Pasadena ’68 & Dakota Shakedown “S/T”


This is rather a strange split EP because, as far as we can make out, Pasadena ’68 and Dakota Shakedown are two bands but consist broadly of the same band members!! It appears that Minneapolis singer/songwriter Nick Leet, dealt with the breakup of his old group by forming two different bands and then recording this split album. The difference between the two seems to be that Pasadena ’68 favours Leet’s song writing, whilst, Dakota Shakedown favours those of Mike Hjelden (ex-of Standard Thompson).

Pasadena ’68 kick things off with “This Day Is Not Your Life” which, at first, is a relatively low key opener but eventually grows in to a big, modern rock sound. Things then really get going with “Moving Target”, which is a great mix of power pop melodies and a rock n roll sound. It’s a formula that’s repeated on “Pardon The Mess” which has us recalling really great bands like the Marvelous 3 and The Crash Moderns. Then, just as you are thinking the songs can’t get any catchier, they hit you with “Year Of Constant Changes” a song for the sun and the open freeway (or slightly less romantic …motorway here in the UK!).

All of that leaves you feeling apprehensive that surely the Dakota Shakedown songs have to be a disappointment in comparison. Those fears are immediately put to bed with the awesome “Shut Out The Night”. Again, it’s a song full of pop melodies, kicked out by a proper rock band. They throw in a dash of country on “This Is Not Love”, but it still develops into a top pop/rock track.

Songs like “Slow Burn” and the brilliant “Expired Avenues” have a foot firmly in the power pop genre, but we’re talking Cheap Trick rather than any kind of soft rock sound. It all ends with “Run Away”, which is just a blend of perfect pop and rock.
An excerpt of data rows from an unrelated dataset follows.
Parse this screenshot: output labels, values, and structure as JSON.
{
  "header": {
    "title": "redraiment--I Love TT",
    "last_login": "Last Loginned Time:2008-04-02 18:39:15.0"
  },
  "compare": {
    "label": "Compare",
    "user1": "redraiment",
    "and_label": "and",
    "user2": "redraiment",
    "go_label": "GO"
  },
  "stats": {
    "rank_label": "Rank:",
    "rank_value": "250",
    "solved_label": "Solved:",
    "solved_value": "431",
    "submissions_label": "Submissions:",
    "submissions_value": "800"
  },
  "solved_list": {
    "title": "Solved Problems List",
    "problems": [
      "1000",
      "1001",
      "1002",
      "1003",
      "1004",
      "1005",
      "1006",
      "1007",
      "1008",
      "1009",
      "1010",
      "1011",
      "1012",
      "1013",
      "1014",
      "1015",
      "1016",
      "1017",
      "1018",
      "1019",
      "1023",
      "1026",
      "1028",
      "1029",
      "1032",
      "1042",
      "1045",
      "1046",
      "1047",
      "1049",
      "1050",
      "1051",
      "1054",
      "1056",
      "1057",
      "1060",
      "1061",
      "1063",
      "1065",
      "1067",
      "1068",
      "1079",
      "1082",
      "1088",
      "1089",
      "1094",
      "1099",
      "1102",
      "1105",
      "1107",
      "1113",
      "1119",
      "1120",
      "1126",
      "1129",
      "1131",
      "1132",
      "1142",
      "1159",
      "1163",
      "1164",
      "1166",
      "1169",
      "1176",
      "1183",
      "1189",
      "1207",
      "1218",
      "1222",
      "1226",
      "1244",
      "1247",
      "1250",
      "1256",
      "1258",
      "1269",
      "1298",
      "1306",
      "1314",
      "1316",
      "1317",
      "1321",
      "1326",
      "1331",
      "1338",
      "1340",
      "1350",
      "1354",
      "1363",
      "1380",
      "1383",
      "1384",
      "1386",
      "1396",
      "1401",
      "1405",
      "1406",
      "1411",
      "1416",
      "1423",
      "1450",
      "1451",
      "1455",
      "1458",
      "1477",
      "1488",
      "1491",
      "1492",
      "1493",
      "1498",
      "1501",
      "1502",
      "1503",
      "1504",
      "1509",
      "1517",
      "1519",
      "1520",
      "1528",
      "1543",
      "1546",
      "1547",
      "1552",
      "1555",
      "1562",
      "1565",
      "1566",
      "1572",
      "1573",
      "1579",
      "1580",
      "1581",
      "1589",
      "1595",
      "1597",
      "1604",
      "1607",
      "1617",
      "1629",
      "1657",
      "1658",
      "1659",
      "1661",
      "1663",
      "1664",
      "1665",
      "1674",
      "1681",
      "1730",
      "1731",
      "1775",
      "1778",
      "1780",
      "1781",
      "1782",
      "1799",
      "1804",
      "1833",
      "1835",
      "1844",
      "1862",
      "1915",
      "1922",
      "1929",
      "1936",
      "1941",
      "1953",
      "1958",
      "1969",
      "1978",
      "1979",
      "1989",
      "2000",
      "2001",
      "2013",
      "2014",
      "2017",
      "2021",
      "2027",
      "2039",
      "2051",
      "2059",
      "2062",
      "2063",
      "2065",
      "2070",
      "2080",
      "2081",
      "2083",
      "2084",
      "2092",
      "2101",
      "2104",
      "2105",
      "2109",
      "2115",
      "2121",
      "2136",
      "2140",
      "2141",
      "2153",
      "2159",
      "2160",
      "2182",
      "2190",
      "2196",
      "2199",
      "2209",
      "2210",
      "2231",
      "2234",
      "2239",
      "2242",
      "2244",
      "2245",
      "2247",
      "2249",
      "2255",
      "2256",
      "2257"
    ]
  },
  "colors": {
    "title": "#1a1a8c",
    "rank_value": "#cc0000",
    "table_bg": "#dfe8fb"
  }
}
Whatever the circumstances surrounding this split EP, the result is that you end up discovering two brilliant new bands. There is no doubt that the songs themselves are excellent. It’s easy for critics to turn their noses up at this type of pop/rock sound. That’s ridiculous really, especially when you consider that critics’ darlings The Foo Fighters, would sound a lot like this if Dave Grohl had been in Cheap Trick rather than Nirvana! Now the ideal next step is that we get full album releases from both bands and a load more great music to enjoy.